Shortcuts, like DNA barcodes, are not the answer. Nor are less informative, less memorable, less easily communicated, arbitrary species identifiers. The answer is not to find a substitute for rigorous taxonomy or a way around its requirements for excellence. The answer is to acknowledge that neglecting taxonomy has been a colossal mistake, to change course, and to put the same energy into a taxonomic renaissance that is being wasted on a search for quick fixes.
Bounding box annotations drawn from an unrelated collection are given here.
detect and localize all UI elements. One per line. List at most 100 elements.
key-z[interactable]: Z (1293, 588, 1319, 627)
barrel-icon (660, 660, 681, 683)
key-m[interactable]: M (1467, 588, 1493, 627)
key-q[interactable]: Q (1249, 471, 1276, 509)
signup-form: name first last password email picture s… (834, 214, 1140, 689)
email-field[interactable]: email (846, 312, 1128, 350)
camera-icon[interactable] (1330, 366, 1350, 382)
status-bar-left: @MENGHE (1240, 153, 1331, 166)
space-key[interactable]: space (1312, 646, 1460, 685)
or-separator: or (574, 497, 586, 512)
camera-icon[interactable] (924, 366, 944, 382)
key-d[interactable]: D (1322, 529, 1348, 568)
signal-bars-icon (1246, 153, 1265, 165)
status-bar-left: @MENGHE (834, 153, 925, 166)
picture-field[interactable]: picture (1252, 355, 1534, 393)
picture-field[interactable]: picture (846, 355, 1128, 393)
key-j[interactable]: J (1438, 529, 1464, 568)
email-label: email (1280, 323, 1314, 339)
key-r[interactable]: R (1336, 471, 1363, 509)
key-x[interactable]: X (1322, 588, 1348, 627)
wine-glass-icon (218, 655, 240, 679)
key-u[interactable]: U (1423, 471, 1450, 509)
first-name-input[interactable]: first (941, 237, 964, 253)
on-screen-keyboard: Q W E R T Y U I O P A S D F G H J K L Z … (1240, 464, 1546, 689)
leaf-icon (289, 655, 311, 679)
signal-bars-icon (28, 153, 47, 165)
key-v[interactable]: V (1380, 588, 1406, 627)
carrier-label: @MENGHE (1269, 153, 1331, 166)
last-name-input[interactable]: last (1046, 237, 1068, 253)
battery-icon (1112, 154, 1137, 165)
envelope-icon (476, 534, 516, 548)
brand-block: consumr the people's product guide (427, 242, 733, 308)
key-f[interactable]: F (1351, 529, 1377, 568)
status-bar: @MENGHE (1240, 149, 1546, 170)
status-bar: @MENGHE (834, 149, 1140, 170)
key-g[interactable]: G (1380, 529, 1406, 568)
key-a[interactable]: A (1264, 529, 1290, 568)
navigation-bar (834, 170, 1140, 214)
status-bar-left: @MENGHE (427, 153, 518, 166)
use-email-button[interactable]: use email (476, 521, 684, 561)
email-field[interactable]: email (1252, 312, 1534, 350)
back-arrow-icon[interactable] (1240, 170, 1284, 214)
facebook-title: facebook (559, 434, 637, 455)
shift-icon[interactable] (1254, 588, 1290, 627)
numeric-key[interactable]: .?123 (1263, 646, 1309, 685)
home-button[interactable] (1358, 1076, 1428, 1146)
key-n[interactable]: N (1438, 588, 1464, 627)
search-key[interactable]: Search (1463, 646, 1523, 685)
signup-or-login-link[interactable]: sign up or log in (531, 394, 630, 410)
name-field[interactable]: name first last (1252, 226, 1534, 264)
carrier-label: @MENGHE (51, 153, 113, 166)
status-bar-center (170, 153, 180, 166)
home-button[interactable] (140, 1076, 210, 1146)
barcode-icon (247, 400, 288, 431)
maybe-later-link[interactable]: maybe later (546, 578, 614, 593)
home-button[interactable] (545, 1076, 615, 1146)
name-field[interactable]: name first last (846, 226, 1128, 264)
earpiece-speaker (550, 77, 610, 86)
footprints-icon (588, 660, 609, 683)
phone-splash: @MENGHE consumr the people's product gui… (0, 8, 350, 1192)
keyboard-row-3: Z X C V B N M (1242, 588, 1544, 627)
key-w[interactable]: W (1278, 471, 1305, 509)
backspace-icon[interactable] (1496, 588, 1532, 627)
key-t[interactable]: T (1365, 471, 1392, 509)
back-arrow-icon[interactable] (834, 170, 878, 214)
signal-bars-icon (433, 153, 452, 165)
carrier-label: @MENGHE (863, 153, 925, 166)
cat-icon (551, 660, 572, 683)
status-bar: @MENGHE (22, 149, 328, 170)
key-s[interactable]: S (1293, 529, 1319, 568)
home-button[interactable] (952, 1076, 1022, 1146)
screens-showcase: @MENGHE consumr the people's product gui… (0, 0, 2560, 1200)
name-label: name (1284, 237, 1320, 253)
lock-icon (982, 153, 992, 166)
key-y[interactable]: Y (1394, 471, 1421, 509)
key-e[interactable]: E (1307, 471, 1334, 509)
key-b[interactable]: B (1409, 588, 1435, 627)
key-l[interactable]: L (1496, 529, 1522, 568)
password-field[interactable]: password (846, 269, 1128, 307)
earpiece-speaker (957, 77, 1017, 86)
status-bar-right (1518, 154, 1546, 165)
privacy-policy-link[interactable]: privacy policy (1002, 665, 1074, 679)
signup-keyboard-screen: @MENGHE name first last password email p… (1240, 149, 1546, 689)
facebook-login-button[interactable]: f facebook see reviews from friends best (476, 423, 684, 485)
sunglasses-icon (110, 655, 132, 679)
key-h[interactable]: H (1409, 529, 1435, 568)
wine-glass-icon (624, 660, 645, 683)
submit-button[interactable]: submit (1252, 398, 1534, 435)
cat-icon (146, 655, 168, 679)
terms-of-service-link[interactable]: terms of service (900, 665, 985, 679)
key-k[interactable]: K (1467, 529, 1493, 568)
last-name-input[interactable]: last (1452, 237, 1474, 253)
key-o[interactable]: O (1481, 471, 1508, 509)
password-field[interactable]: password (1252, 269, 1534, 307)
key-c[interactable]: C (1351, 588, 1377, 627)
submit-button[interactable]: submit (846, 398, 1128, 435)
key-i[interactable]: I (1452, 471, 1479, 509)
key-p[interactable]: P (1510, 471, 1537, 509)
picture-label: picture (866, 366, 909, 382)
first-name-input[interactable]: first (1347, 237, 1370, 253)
There is good news for those willing to see it. Things are dire, but they’re not hopeless. Advances in taxonomy and technology create the opportunity to instantly modernize taxonomy’s infrastructure and accelerate its mission to explore, discover and make known species and history. Taxonomists have everything they need for an immediate revival of their mission, for completion of an inventory of earth species in a matter of decades, for creating an informative knowledge-base for all living things, for making natural history museum collections representative of the full diversity of life, and for elevating humankind by deepening our understanding of who we are as a species, and how we are related to other kinds of living things.
Taxonomy cannot succeed in its goals if it is measured by demands of ecologists any more than ecology could succeed if reformed to meet the needs of taxonomists. We need mutual respect and support, recognition that the environmental sciences and taxonomy are and should be complementary, neither subservient to the other.
Ecologists are motivated to understand how the biosphere works today. Taxonomists are primarily driven to understand what species and characters exist as a result of transformations in the past. Both perspectives are necessary in order to fully understand biodiversity, but they require very different approaches. Rather than compromising one to meet needs of the other, we must strive for excellence in each, and seek ways in which to more efficiently share information between them.
The object should not be to change either how taxonomy is done or the expectations of name-users, but to leverage information systems to meet the needs of both. Sophisticated software should be able to track complex changes in taxonomic concepts, names, and synonymy, while, at the same time, delivering a user-friendly interface for those, like ecologists, who simply want to use the correct names. This, of course, requires that we fund collaborative work between taxonomists and information scientists rather compromising scientific excellence with quick fixes.
References
Forest Gump. 1994. Movie, starring Tom Hanks, directed by Robert Zemeckis, distributed by Paramount Pictures.
Gaffney, E. 1979. An introduction to the logic of phylogeny reconstruction, pp. 79-111 in J. Cracraft and N. Eldredge, eds. Phylogenetic Analysis and Paleontology. Columbia University Press, New York.
Lapp, H. et al. 2011. Organizing our knowledge of biodiversity. Bulletin of the American Society for Information Science and Technology 37:38-42.
Nimis, Pier Luigi. 2001. A tale from Bioutopia. Nature 413: 21.
Pyle, R. L. 2016. Towards a global names architecture: the future of indexing scientific names. ZooKeys 550: 261-281.
Sandall, E.L. et al. 2022. A globally integrated structure of taxonomy supporting biodiversity science and conservation. Trends in Ecology & Evolution 38: 1143-1153.